Billy shoved the door of the bar open and trudged quickly toward his truck. The floodlight outside the bar caught his movement and came on with a buzz, illuminating the truck. On the hood lay the broken body of the reddish coyote, its blood dripping down to mingle with the splatter-stained grill. It’s head popped up and it howled. Billy froze and spun around to see the larger, dark grey coyote sitting behind him on the porch of the bar. It stared patiently, unblinking.

“Fuck! Fuck you! I said I was sorry!”

     The coyote slowly pulled itself up on all fours, stretching as it did, never taking its eyes off of Billy. Billy started stumbling backwards as the coyote opened its mouth, blood pouring out onto the dirt as it started to stalk towards him. Its ears were down and its lip drew back over blood soaked fangs, ice grey eyes turning black.

     Billy turned and started to run for the road, knowing that he couldn’t outrun the coyote. He saw headlights and shouted desperately waving his hands as he sprinted.
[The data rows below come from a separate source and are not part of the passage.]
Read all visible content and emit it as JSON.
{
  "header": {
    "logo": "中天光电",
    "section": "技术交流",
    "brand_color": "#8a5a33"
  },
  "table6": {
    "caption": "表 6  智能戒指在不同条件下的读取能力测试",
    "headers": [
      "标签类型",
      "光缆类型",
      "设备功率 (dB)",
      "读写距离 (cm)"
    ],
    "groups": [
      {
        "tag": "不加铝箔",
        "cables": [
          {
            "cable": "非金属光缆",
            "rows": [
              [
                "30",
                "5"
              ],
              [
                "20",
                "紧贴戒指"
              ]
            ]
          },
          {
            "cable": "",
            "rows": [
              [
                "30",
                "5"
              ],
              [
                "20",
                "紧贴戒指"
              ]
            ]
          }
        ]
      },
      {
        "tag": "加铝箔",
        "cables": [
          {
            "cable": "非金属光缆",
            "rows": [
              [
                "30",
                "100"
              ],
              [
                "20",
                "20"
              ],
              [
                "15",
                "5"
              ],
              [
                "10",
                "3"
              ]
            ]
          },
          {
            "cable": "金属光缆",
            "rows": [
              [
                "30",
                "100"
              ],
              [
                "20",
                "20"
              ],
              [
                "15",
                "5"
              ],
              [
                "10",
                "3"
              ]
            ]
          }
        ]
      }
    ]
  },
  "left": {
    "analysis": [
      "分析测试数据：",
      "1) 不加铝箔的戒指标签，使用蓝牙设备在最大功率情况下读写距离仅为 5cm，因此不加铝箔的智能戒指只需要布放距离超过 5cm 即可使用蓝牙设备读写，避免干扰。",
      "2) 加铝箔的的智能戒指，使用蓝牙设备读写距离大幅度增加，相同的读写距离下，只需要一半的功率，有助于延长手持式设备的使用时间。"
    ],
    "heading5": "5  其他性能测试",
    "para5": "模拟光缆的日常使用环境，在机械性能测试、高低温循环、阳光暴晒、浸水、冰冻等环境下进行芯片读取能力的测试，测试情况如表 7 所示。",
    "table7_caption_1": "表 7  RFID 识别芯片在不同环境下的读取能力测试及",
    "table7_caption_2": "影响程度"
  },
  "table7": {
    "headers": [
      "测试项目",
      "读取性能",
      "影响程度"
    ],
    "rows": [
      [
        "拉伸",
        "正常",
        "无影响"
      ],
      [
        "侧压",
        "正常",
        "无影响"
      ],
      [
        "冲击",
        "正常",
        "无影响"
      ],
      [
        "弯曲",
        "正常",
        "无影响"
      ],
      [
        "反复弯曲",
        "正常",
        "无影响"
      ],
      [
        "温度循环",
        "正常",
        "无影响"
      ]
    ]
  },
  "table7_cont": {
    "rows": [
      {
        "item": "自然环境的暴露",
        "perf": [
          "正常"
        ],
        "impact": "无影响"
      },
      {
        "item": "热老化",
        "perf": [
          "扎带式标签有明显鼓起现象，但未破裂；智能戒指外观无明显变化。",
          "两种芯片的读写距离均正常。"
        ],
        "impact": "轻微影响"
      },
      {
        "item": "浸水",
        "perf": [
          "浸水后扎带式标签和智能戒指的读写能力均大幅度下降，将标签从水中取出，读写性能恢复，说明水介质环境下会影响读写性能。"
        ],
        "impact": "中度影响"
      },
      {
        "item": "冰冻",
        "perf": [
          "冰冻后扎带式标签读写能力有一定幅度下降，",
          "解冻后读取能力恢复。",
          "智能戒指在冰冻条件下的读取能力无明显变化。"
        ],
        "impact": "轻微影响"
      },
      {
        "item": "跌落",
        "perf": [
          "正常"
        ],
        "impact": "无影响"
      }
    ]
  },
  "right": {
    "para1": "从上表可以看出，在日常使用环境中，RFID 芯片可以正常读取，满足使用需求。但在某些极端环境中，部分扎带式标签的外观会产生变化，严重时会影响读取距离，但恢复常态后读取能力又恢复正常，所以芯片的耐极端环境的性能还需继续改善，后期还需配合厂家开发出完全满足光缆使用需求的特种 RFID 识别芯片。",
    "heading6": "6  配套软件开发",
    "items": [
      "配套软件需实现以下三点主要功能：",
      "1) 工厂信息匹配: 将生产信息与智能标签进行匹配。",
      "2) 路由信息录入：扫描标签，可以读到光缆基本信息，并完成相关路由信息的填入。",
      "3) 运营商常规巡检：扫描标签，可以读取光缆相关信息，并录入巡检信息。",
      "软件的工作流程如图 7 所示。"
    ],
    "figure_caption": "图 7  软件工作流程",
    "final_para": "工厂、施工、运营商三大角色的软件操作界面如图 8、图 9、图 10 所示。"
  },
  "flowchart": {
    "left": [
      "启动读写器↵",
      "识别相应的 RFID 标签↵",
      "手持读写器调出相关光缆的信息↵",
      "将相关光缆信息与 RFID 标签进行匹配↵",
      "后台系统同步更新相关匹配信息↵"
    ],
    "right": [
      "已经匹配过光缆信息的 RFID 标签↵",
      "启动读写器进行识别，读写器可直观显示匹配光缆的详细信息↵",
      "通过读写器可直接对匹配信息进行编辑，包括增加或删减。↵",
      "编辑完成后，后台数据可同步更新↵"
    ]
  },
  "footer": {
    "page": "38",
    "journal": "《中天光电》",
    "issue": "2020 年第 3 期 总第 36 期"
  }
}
He stopped in the middle of the lane, but the car did not slow down or stop. He watched headlights speed toward him, and then sickeningly through him. The combination of collision, car horn, cold wind, and dizzying force that all hit him in an instant. Time froze for a moment and he felt himself being lifted away from it all. Free from gravity. Then it went dark.

     He woke up in a blur of pain. His whole body was dulled by the heavy pull of sedative. He couldn’t make out definite shapes, but it was obvious that he was in a hospital room. His throat ached and he couldn’t shut his mouth. His tongue was dry. He felt a strange barren loneliness as he realized nobody was in the room with him. No warden was coming to open the door of his solitary cell. His eyes closed again, the white noise of beeping and whirring medical equipment pulling him down into the bed.

     He opened his eyes again, as someone brushed their hand against his hair. As his vision cleared he saw a nurse, her face very close to his. She had auburn hair, and smiled a little too wide. Her lips seemed strange, he realized. And the lipstick she was wearing…

     “I’m sorry to wake you, Mr. Warren. It’s Billy right?”

     He could only stare back. A doctor stood back a ways, holding a clipboard.

     “I’m not sure if you can hear me. You’ve been through a terrible car accident, and unfortunately there has been severe nerve damage and blood loss. We’ve got you on life support and have notified your next of kin. I just wanted to come and thank you personally for being an organ donor…”

     He heard the doctor saying something to the nurse, maybe to him. Something about organic organs still outperforming synthetics.

     Billy stared at the nurse’s cherry red lips as the sedative pushed him down into the hospital bed. The nurse’s lipstick seemed to pull together at the lowest point of her lower lip and it sank down, seemingly pulled by the same gravity as his body, until a single red drop separated and fell from her lip. It landed on his cheek, felt hot. The drop rolled down his face as shadows rose around him.